Bei der Quartierzeitung mozaik waren Ruedi und ich von Anfang an dabei. Zuerst half ich Ruedi beim Austragen der Zeitung, dann hatte ich plötzlich die Verantwortung für die gesamte Verteilung, dann wollte der Schlussredaktor mich in der Redaktion; schliesslich sorgte ich während sieben Jahren in der Akquisition für genügend Inserate. Am Ende war ich nicht nur fürs Verteilen zuständig, sondern auch für die Seiten der Kirchen im Kleinbasel.
Ruedi hat sich als Architekt mit Anderen sehr für den Erhalt des Eckhauses Bärenfelserstrasse 28 eingesetzt. Der Eigentümer hat das Haus unbewohnt verlottern lassen, wollte es abreissen und einen grossen Neubau hinstellen. Mit Einsprachen und Appellationen konnte es mit der alternativen Pensionskasse «Stiftung Abendrot» gerettet und saniert werden. Heute beherbergt das Bä28 Familien mit Kindern und Therapiepraxen.
Unsere Vereinigung «Bärenfelser Wohnstrassen-Gruppe» konnte mit anderen Organisationen die Bärenfelserstrasse zur ersten Wohnstrasse der Schweiz umgestalten. Bei all dem habe ich natürlich so gut es ging mitgeholfen. Auch versuchen wir, an verschiedenen Orten so viele Bäume und Bepflanzungen wie möglich zu realisieren. 1995 konnten Ruedi und ich mit anderen Organisationen die Feldbergstrasse in eine duftende Glyzinienallee gestalten.
Was würdest Du gern ändern?
Wasser ist das wahre Gold dieser Erde.
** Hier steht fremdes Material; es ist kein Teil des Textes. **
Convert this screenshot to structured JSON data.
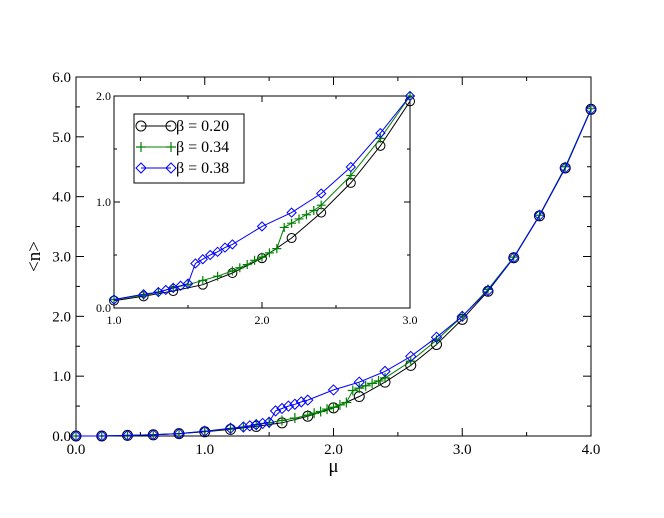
{
  "chart_data": [
    {
      "type": "line",
      "title": "",
      "xlabel": "μ",
      "ylabel": "<n>",
      "xlim": [
        0.0,
        4.0
      ],
      "ylim": [
        0.0,
        6.0
      ],
      "x_ticks": [
        "0.0",
        "1.0",
        "2.0",
        "3.0",
        "4.0"
      ],
      "y_ticks": [
        "0.0",
        "1.0",
        "2.0",
        "3.0",
        "4.0",
        "5.0",
        "6.0"
      ],
      "grid": false,
      "series": [
        {
          "name": "β = 0.20",
          "color": "#000000",
          "marker": "circle",
          "x": [
            0.0,
            0.2,
            0.4,
            0.6,
            0.8,
            1.0,
            1.2,
            1.4,
            1.6,
            1.8,
            2.0,
            2.2,
            2.4,
            2.6,
            2.8,
            3.0,
            3.2,
            3.4,
            3.6,
            3.8,
            4.0
          ],
          "y": [
            0.0,
            0.0,
            0.01,
            0.02,
            0.04,
            0.07,
            0.11,
            0.16,
            0.22,
            0.33,
            0.47,
            0.66,
            0.9,
            1.18,
            1.53,
            1.95,
            2.42,
            2.98,
            3.68,
            4.48,
            5.46
          ]
        },
        {
          "name": "β = 0.34",
          "color": "#008000",
          "marker": "plus",
          "x": [
            0.0,
            0.2,
            0.4,
            0.6,
            0.8,
            1.0,
            1.2,
            1.3,
            1.4,
            1.5,
            1.6,
            1.7,
            1.8,
            1.85,
            1.9,
            1.95,
            2.0,
            2.05,
            2.1,
            2.15,
            2.2,
            2.25,
            2.3,
            2.35,
            2.4,
            2.6,
            2.8,
            3.0,
            3.2,
            3.4,
            3.6,
            3.8,
            4.0
          ],
          "y": [
            0.0,
            0.0,
            0.01,
            0.02,
            0.04,
            0.08,
            0.12,
            0.15,
            0.19,
            0.22,
            0.26,
            0.3,
            0.35,
            0.38,
            0.41,
            0.45,
            0.48,
            0.52,
            0.56,
            0.76,
            0.8,
            0.84,
            0.88,
            0.92,
            0.97,
            1.25,
            1.6,
            2.0,
            2.45,
            2.99,
            3.69,
            4.5,
            5.47
          ]
        },
        {
          "name": "β = 0.38",
          "color": "#0000ff",
          "marker": "diamond",
          "x": [
            0.0,
            0.2,
            0.4,
            0.6,
            0.8,
            1.0,
            1.2,
            1.3,
            1.35,
            1.4,
            1.45,
            1.5,
            1.55,
            1.6,
            1.65,
            1.7,
            1.75,
            1.8,
            2.0,
            2.2,
            2.4,
            2.6,
            2.8,
            3.0,
            3.2,
            3.4,
            3.6,
            3.8,
            4.0
          ],
          "y": [
            0.0,
            0.0,
            0.01,
            0.02,
            0.04,
            0.08,
            0.13,
            0.15,
            0.17,
            0.19,
            0.21,
            0.23,
            0.42,
            0.46,
            0.5,
            0.53,
            0.57,
            0.6,
            0.77,
            0.9,
            1.08,
            1.33,
            1.65,
            2.0,
            2.43,
            2.98,
            3.69,
            4.48,
            5.46
          ]
        }
      ]
    },
    {
      "type": "line",
      "title": "",
      "xlabel": "",
      "ylabel": "",
      "xlim": [
        1.0,
        3.0
      ],
      "ylim": [
        0.0,
        2.0
      ],
      "x_ticks": [
        "1.0",
        "2.0",
        "3.0"
      ],
      "y_ticks": [
        "0.0",
        "1.0",
        "2.0"
      ],
      "grid": false,
      "legend_position": "top-left",
      "series": [
        {
          "name": "β = 0.20",
          "color": "#000000",
          "marker": "circle",
          "x": [
            1.0,
            1.2,
            1.4,
            1.6,
            1.8,
            2.0,
            2.2,
            2.4,
            2.6,
            2.8,
            3.0
          ],
          "y": [
            0.07,
            0.11,
            0.16,
            0.22,
            0.33,
            0.47,
            0.66,
            0.9,
            1.18,
            1.53,
            1.95
          ]
        },
        {
          "name": "β = 0.34",
          "color": "#008000",
          "marker": "plus",
          "x": [
            1.0,
            1.2,
            1.3,
            1.4,
            1.5,
            1.6,
            1.7,
            1.8,
            1.85,
            1.9,
            1.95,
            2.0,
            2.05,
            2.1,
            2.15,
            2.2,
            2.25,
            2.3,
            2.35,
            2.4,
            2.6,
            2.8,
            3.0
          ],
          "y": [
            0.08,
            0.12,
            0.15,
            0.19,
            0.22,
            0.26,
            0.3,
            0.35,
            0.38,
            0.41,
            0.45,
            0.48,
            0.52,
            0.56,
            0.76,
            0.8,
            0.84,
            0.88,
            0.92,
            0.97,
            1.25,
            1.6,
            2.0
          ]
        },
        {
          "name": "β = 0.38",
          "color": "#0000ff",
          "marker": "diamond",
          "x": [
            1.0,
            1.2,
            1.3,
            1.35,
            1.4,
            1.45,
            1.5,
            1.55,
            1.6,
            1.65,
            1.7,
            1.75,
            1.8,
            2.0,
            2.2,
            2.4,
            2.6,
            2.8,
            3.0
          ],
          "y": [
            0.08,
            0.13,
            0.15,
            0.17,
            0.19,
            0.21,
            0.23,
            0.42,
            0.46,
            0.5,
            0.53,
            0.57,
            0.6,
            0.77,
            0.9,
            1.08,
            1.33,
            1.65,
            2.0
          ]
        }
      ]
    }
  ]
}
Ich würde alles daran setzen, dass man aus Salzwasser Trinkwasser gewinnen kann.
Was macht dich traurig?
«Das nützt überhaupt nichts. Das hat ja so oder so keinen Wert. Die da oben machen ja doch, was sie wollen.» Diese Sätze machen mich traurig. Ich denke, jeder kleine, noch so gute Gedanke hat seinen Wert. Er ist gute Energie, die nie verloren geht. Er wandert irgendwohin und tut dort Gutes. Ein Satz, der mir viel besser gefällt: «Das wenige, das ich machen kann, ist viel!»
Wie erlebst du die heutige Zeit?
Wir befinden uns in einer Entwicklung, aus der wir nicht mehr zurück können. Sie ist für alle eine grosse Herausforderung. Entscheide ich mich dafür, dass alle Lebewesen glücklich sind und kein Leid erfahren müssen, so muss ich zuerst Mitgefühl entwickeln. Entschliesse ich mich für Mitgefühl und damit für die Liebe, habe ich auch Vertrauen in die Heilkräfte der Natur. Ich denke, dass wir Tag und Nacht von guten Kräften umgeben sind. Für mich ist die Absicht dasjenige, was entscheidend ist.